National Toxicology Program

UPDATE NewsletterUPDATE NewsletterJanuary 2016

Casey recognized for contributions to animal welfare

By Catherine Sprankle
Reprinted from Environmental Factor

The Society of Toxicology (SOT) named Warren Casey, Ph.D., of the National Toxicology Program (NTP), winner of the 2016 Enhancement of Animal Welfare Award. Casey is director of the NTP Interagency Center for the Evaluation of Alternative Toxicological Methods (NICEATM).

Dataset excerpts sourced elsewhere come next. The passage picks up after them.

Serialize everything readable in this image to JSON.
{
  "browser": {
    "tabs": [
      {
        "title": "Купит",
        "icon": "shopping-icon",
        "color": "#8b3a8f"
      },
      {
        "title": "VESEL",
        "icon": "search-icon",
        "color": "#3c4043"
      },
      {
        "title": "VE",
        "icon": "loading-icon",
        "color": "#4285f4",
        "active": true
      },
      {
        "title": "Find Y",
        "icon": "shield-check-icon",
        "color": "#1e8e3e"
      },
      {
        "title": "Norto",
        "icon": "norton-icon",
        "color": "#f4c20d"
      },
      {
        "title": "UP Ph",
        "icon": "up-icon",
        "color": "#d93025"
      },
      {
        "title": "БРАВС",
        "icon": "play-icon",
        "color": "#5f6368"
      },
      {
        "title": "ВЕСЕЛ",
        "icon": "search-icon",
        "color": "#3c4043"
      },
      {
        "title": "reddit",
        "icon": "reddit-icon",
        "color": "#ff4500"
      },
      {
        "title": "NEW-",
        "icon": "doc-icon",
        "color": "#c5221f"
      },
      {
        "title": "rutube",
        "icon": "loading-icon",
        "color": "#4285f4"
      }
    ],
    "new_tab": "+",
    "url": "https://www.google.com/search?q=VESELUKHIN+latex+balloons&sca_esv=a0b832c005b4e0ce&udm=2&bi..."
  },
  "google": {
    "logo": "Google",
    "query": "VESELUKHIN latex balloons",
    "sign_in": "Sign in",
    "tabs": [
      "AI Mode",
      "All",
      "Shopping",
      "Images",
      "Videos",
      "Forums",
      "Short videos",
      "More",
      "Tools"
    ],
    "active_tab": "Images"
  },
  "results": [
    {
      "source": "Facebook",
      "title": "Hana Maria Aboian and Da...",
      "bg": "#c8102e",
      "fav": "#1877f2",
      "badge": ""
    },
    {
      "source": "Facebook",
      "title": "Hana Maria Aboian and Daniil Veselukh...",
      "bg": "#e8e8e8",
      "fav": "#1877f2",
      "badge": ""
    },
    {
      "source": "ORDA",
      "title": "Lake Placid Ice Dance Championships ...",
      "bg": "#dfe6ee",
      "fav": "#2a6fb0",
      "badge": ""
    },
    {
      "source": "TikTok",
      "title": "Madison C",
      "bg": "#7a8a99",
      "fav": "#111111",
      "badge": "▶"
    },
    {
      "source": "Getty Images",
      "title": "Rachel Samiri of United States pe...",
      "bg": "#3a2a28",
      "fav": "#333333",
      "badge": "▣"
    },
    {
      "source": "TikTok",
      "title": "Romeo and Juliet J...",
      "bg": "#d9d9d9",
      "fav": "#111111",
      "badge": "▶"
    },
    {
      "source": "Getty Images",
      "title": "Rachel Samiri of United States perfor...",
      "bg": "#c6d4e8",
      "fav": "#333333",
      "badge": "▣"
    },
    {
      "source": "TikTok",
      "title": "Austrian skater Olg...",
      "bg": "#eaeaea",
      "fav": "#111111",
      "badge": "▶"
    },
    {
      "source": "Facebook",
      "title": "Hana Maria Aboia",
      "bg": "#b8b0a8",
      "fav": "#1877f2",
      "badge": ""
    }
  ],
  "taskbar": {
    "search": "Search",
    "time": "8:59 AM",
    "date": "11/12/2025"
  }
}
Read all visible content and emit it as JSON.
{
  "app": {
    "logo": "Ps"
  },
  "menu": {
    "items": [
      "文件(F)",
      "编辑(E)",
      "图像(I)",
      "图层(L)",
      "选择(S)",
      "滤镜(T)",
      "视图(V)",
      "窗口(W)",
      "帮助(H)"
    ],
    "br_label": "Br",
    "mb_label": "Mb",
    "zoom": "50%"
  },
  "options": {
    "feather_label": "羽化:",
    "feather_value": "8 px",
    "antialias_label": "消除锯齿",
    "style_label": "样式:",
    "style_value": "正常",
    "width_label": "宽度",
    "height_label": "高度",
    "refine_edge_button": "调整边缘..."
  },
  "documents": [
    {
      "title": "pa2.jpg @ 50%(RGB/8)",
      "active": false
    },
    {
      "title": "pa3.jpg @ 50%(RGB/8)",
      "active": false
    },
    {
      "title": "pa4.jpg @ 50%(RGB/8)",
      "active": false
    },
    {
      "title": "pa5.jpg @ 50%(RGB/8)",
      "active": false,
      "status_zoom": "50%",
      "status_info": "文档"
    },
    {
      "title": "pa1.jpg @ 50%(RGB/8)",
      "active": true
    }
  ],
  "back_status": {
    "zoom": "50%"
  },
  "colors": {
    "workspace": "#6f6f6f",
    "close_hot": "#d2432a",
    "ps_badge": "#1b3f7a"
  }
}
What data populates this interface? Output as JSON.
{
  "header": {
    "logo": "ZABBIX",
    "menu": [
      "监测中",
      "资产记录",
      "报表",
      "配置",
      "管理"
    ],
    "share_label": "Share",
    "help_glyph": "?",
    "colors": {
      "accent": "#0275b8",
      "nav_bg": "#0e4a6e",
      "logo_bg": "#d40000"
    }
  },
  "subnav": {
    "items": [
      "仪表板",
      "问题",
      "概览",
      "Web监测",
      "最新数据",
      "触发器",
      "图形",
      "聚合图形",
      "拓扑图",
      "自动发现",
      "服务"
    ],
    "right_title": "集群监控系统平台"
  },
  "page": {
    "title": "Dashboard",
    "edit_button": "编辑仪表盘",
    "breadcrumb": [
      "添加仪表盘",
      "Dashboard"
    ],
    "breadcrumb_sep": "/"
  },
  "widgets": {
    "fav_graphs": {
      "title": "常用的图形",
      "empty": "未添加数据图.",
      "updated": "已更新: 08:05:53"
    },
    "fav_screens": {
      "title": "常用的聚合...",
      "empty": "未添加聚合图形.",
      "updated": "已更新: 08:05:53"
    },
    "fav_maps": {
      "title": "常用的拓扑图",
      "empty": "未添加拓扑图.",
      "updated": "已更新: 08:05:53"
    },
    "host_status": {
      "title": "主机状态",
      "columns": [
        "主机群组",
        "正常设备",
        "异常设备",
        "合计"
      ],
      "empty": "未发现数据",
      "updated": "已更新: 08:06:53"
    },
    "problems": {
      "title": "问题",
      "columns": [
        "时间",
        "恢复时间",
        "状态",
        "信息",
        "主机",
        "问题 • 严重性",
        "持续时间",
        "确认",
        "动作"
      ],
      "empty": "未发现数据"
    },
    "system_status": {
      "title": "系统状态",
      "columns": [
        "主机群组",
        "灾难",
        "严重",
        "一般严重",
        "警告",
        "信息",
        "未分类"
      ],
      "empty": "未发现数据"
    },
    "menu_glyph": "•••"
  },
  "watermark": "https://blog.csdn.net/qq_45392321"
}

The award, announced Dec. 14, cited his efforts to improve data quality of traditional animal studies, and his leadership on projects supporting replacement of animal tests with high throughput screening and computational models.

“SOT can be proud to have a member steering the delicate change of methods toward animal welfare, without compromising the safety of patients and consumers,” noted Thomas Hartung, M.D., Ph.D., from Johns Hopkins University, in nominating Casey for the award. “Opening this process up to the technologies of the new century is a major achievement in this direction.”

A U.S. roadmap for replacing animal use

Casey is leading the development of a strategy to move U.S. toxicity testing away from animal-based methods, through the Interagency Coordinating Committee on the Validation of Alternative Methods.

While noting the U.S. government’s significant investments in developing methods to predict human toxicity without using animals, Casey said that a defined strategy for achieving this goal will enable faster progress with little additional investment. “Development, validation, and adoption of predictive, human-based test methods require multiple stakeholders working with specific intent,” he said.

Promoting international cooperation

International agreement on chemical safety testing procedures is needed, because companies doing business internationally sometimes face conflicting requirements. For example, Europe and New Zealand ban the sale of cosmetics with ingredients tested using animals, while, until recently, China required animal testing on all products sold there.

Casey has promoted international collaboration through the International Cooperation on Alternative Test Methods, an organization that includes NICEATM and counterpart organizations in Europe, Canada, Japan, and Korea. At a meeting Nov. 10-11 in Ispra, Italy, Casey discussed global agreements on alternatives, particularly for testing of skin sensitizers.

Leading the discussion on reference chemicals

At a meeting of the Validation Management Group for Non-animal Testing Dec. 1-3 in Budapest, Hungary, Casey led a discussion on selecting reference chemicals to evaluate new methods for identifying endocrine disruptors. Reference chemicals are chemicals that cause a specific biological effect and therefore can be used to assess the performance of a test method designed to measure that effect.

“Choosing the right set of reference chemicals is probably the most important part of this process, and is also more difficult than is generally recognized,” Casey notes. NICEATM published a literature review last year to support selection of reference chemicals for estrogen, or female hormone, activity, and is working with the U.S. Environmental Protection Agency on a similar review for androgen, or male hormone, activity.

Casey and the other SOT honorees (see related story) will receive their awards at the SOT annual meeting in March in New Orleans.

(Catherine Sprankle is a communications specialist for ILS, the contractor supporting NICEATM.)